Cell viability was determined by the 3-(4,5-dimethylthiazol-2-yl)-2,5-diphenyltetrazolium bromide (MTT, Sigma Aldrich, Burlington, MA, USA) assay. Cells were seeded into 96-well plates at density of 2 × 10⁴ cell/well and cultured in the presence of compounds (1–4, 6–9, 11–13, and 15) at concentration range 1.56–100 µM for 24 h. The MTT reagent (final concentration 0.5 mg/mL) was added to each well for 3 h, and then formazan crystals were dissolved in DMSO. The absorbance was measured at 570 nm (SpectraMax^® iD3, Molecular Devices, San Jose, CA, USA) and the experiment was performed two times in duplicates.
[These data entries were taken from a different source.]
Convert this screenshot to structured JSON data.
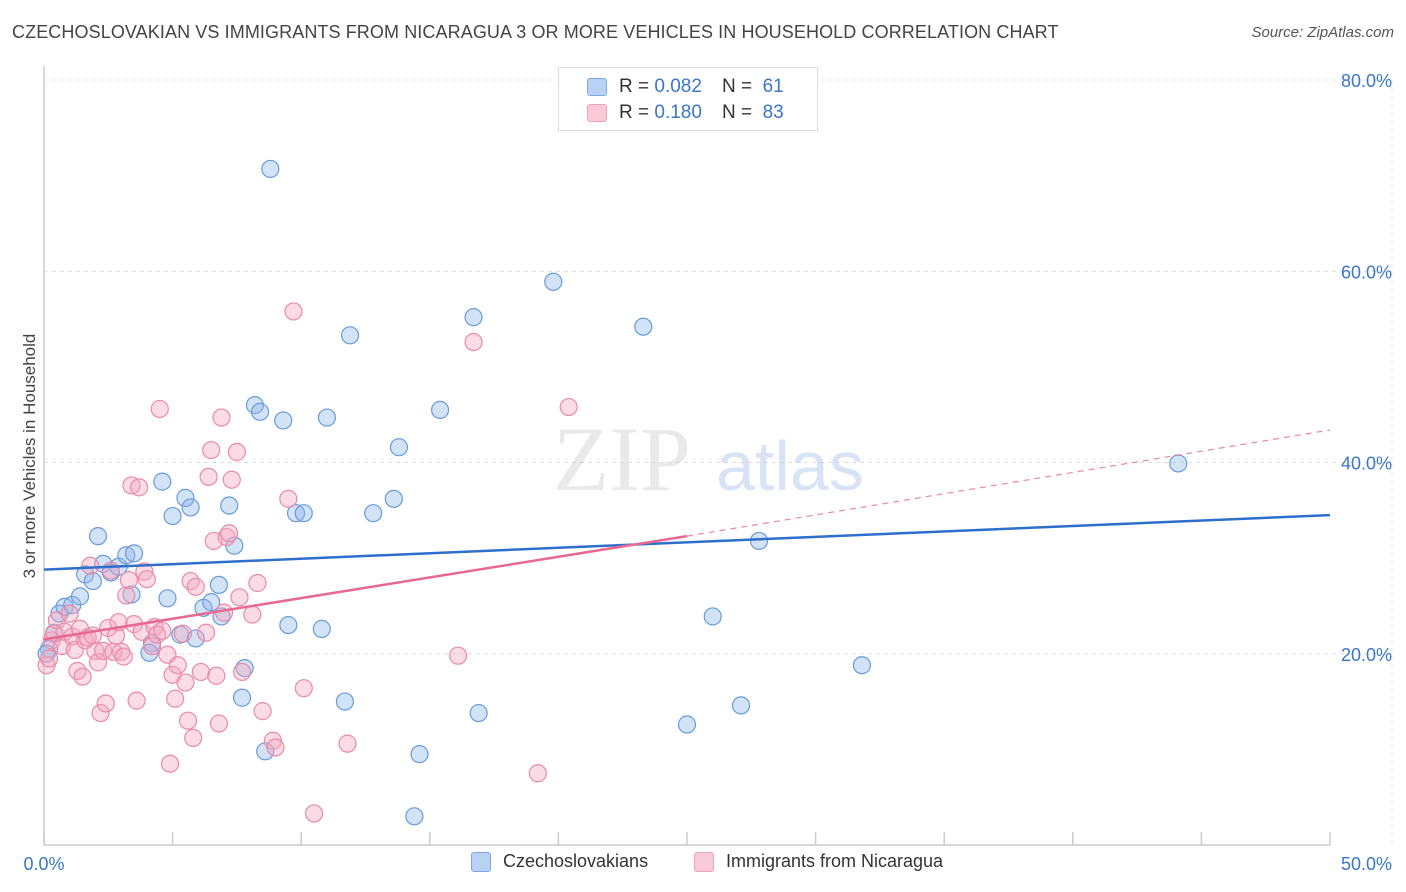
{
  "title": "CZECHOSLOVAKIAN VS IMMIGRANTS FROM NICARAGUA 3 OR MORE VEHICLES IN HOUSEHOLD CORRELATION CHART",
  "source": "Source: ZipAtlas.com",
  "watermark": {
    "zip": "ZIP",
    "atlas": "atlas"
  },
  "legend_top": [
    {
      "r_label": "R =",
      "r_value": "0.082",
      "n_label": "N =",
      "n_value": "61"
    },
    {
      "r_label": "R =",
      "r_value": "0.180",
      "n_label": "N =",
      "n_value": "83"
    }
  ],
  "chart_data": {
    "type": "scatter",
    "title": "CZECHOSLOVAKIAN VS IMMIGRANTS FROM NICARAGUA 3 OR MORE VEHICLES IN HOUSEHOLD CORRELATION CHART",
    "xlabel": "",
    "ylabel": "3 or more Vehicles in Household",
    "xlim": [
      0,
      50
    ],
    "ylim": [
      0,
      80
    ],
    "x_tick_labels": [
      "0.0%",
      "50.0%"
    ],
    "y_ticks": [
      20,
      40,
      60,
      80
    ],
    "y_tick_labels": [
      "20.0%",
      "40.0%",
      "60.0%",
      "80.0%"
    ],
    "grid": true,
    "legend_position": "bottom",
    "series": [
      {
        "name": "Czechoslovakians",
        "color": "#8fb6ea",
        "stroke": "#6a9bd8",
        "trend_color": "#2e6fcc",
        "trend": {
          "x0": 0,
          "y0": 28.8,
          "x1": 50,
          "y1": 34.5
        },
        "points": [
          [
            0.2,
            20.5
          ],
          [
            0.4,
            22.2
          ],
          [
            0.6,
            24.2
          ],
          [
            0.8,
            24.9
          ],
          [
            1.1,
            25.1
          ],
          [
            1.4,
            26.0
          ],
          [
            1.6,
            28.3
          ],
          [
            1.9,
            27.6
          ],
          [
            2.1,
            32.3
          ],
          [
            2.3,
            29.4
          ],
          [
            2.6,
            28.5
          ],
          [
            2.9,
            29.1
          ],
          [
            3.2,
            30.3
          ],
          [
            3.5,
            30.5
          ],
          [
            3.4,
            26.2
          ],
          [
            4.2,
            21.1
          ],
          [
            4.1,
            20.1
          ],
          [
            4.6,
            38.0
          ],
          [
            4.8,
            25.8
          ],
          [
            5.0,
            34.4
          ],
          [
            5.3,
            22.0
          ],
          [
            5.5,
            36.3
          ],
          [
            5.7,
            35.3
          ],
          [
            5.9,
            21.6
          ],
          [
            6.2,
            24.8
          ],
          [
            6.5,
            25.4
          ],
          [
            6.8,
            27.2
          ],
          [
            6.9,
            23.9
          ],
          [
            7.2,
            35.5
          ],
          [
            7.4,
            31.3
          ],
          [
            7.7,
            15.4
          ],
          [
            7.8,
            18.5
          ],
          [
            8.2,
            46.0
          ],
          [
            8.4,
            45.3
          ],
          [
            8.6,
            9.8
          ],
          [
            8.8,
            70.7
          ],
          [
            9.3,
            44.4
          ],
          [
            9.5,
            23.0
          ],
          [
            9.8,
            34.7
          ],
          [
            10.1,
            34.7
          ],
          [
            10.8,
            22.6
          ],
          [
            11.0,
            44.7
          ],
          [
            11.7,
            15.0
          ],
          [
            11.9,
            53.3
          ],
          [
            12.8,
            34.7
          ],
          [
            13.6,
            36.2
          ],
          [
            13.8,
            41.6
          ],
          [
            14.4,
            3.0
          ],
          [
            14.6,
            9.5
          ],
          [
            15.4,
            45.5
          ],
          [
            16.7,
            55.2
          ],
          [
            16.9,
            13.8
          ],
          [
            19.8,
            58.9
          ],
          [
            23.3,
            54.2
          ],
          [
            25.0,
            12.6
          ],
          [
            26.0,
            23.9
          ],
          [
            27.1,
            14.6
          ],
          [
            27.8,
            31.8
          ],
          [
            31.8,
            18.8
          ],
          [
            44.1,
            39.9
          ],
          [
            0.1,
            20.0
          ]
        ]
      },
      {
        "name": "Immigrants from Nicaragua",
        "color": "#f4a7be",
        "stroke": "#e98aa8",
        "trend_color": "#e86892",
        "trend": {
          "x0": 0,
          "y0": 21.5,
          "x1": 25,
          "y1": 32.3
        },
        "trend_dashed": {
          "x0": 25,
          "y0": 32.3,
          "x1": 50,
          "y1": 43.4
        },
        "points": [
          [
            0.1,
            18.8
          ],
          [
            0.3,
            21.4
          ],
          [
            0.4,
            22.1
          ],
          [
            0.5,
            23.5
          ],
          [
            0.7,
            20.8
          ],
          [
            0.8,
            22.3
          ],
          [
            1.0,
            24.2
          ],
          [
            1.1,
            21.8
          ],
          [
            1.2,
            20.4
          ],
          [
            1.3,
            18.2
          ],
          [
            1.4,
            22.6
          ],
          [
            1.5,
            17.6
          ],
          [
            1.6,
            21.4
          ],
          [
            1.7,
            21.7
          ],
          [
            1.8,
            29.2
          ],
          [
            1.9,
            21.9
          ],
          [
            2.0,
            20.3
          ],
          [
            2.1,
            19.1
          ],
          [
            2.2,
            13.8
          ],
          [
            2.3,
            20.3
          ],
          [
            2.4,
            14.8
          ],
          [
            2.5,
            22.7
          ],
          [
            2.6,
            28.7
          ],
          [
            2.7,
            20.2
          ],
          [
            2.8,
            21.9
          ],
          [
            2.9,
            23.3
          ],
          [
            3.0,
            20.2
          ],
          [
            3.1,
            19.7
          ],
          [
            3.2,
            26.1
          ],
          [
            3.3,
            27.7
          ],
          [
            3.4,
            37.6
          ],
          [
            3.5,
            23.1
          ],
          [
            3.6,
            15.1
          ],
          [
            3.7,
            37.4
          ],
          [
            3.8,
            22.3
          ],
          [
            3.9,
            28.6
          ],
          [
            4.0,
            27.8
          ],
          [
            4.2,
            20.8
          ],
          [
            4.3,
            22.8
          ],
          [
            4.4,
            22.0
          ],
          [
            4.5,
            45.6
          ],
          [
            4.6,
            22.4
          ],
          [
            4.8,
            19.9
          ],
          [
            4.9,
            8.5
          ],
          [
            5.0,
            17.8
          ],
          [
            5.1,
            15.3
          ],
          [
            5.2,
            18.8
          ],
          [
            5.4,
            22.1
          ],
          [
            5.5,
            17.0
          ],
          [
            5.6,
            13.0
          ],
          [
            5.7,
            27.6
          ],
          [
            5.8,
            11.2
          ],
          [
            5.9,
            27.0
          ],
          [
            6.1,
            18.1
          ],
          [
            6.3,
            22.2
          ],
          [
            6.4,
            38.5
          ],
          [
            6.5,
            41.3
          ],
          [
            6.6,
            31.8
          ],
          [
            6.7,
            17.7
          ],
          [
            6.8,
            12.7
          ],
          [
            6.9,
            44.7
          ],
          [
            7.0,
            24.3
          ],
          [
            7.1,
            32.2
          ],
          [
            7.2,
            32.6
          ],
          [
            7.3,
            38.2
          ],
          [
            7.5,
            41.1
          ],
          [
            7.6,
            25.9
          ],
          [
            7.7,
            18.1
          ],
          [
            8.1,
            24.1
          ],
          [
            8.3,
            27.4
          ],
          [
            8.5,
            14.0
          ],
          [
            8.9,
            10.9
          ],
          [
            9.0,
            10.2
          ],
          [
            9.5,
            36.2
          ],
          [
            9.7,
            55.8
          ],
          [
            10.1,
            16.4
          ],
          [
            10.5,
            3.3
          ],
          [
            11.8,
            10.6
          ],
          [
            16.1,
            19.8
          ],
          [
            16.7,
            52.6
          ],
          [
            19.2,
            7.5
          ],
          [
            20.4,
            45.8
          ],
          [
            0.2,
            19.5
          ]
        ]
      }
    ]
  }
}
Cells viability was expressed as a percentage of viability (in comparison to non-treated cells normalized to 100%). Data were analyzed using GraphPad Prism Software (GraphPad Software, Inc., San Diego, CA, USA, version 10.3.1).

4.11. Microscopic Visualization

CHO-K1 cells were seeded at a density of 2 × 10⁵/well in 12-well plates containing cover slips at the bottom and cells were incubated for 24 h. Then, cells were fixed in 3.7% formaldehyde in PBS for 10 min in 37 °C, washed twice with PBS, and stained with compound solution (10 µM) for 30 min. After this time, the cells were rinsed 2 times with Gibco FluoroBrite DMEM and a coverslip was placed on a stock carrier with drops of culture medium. Finally, slides were mounted in ProLong™ Glass Antifade Mountant and visualized under an A1 confocal system built on a Nikon Eclipse Ti-E microscope (Japan) equipped with 405 and 561 nm diode lasers and a Plan Apo 100×/1.4 Oil DIC objective.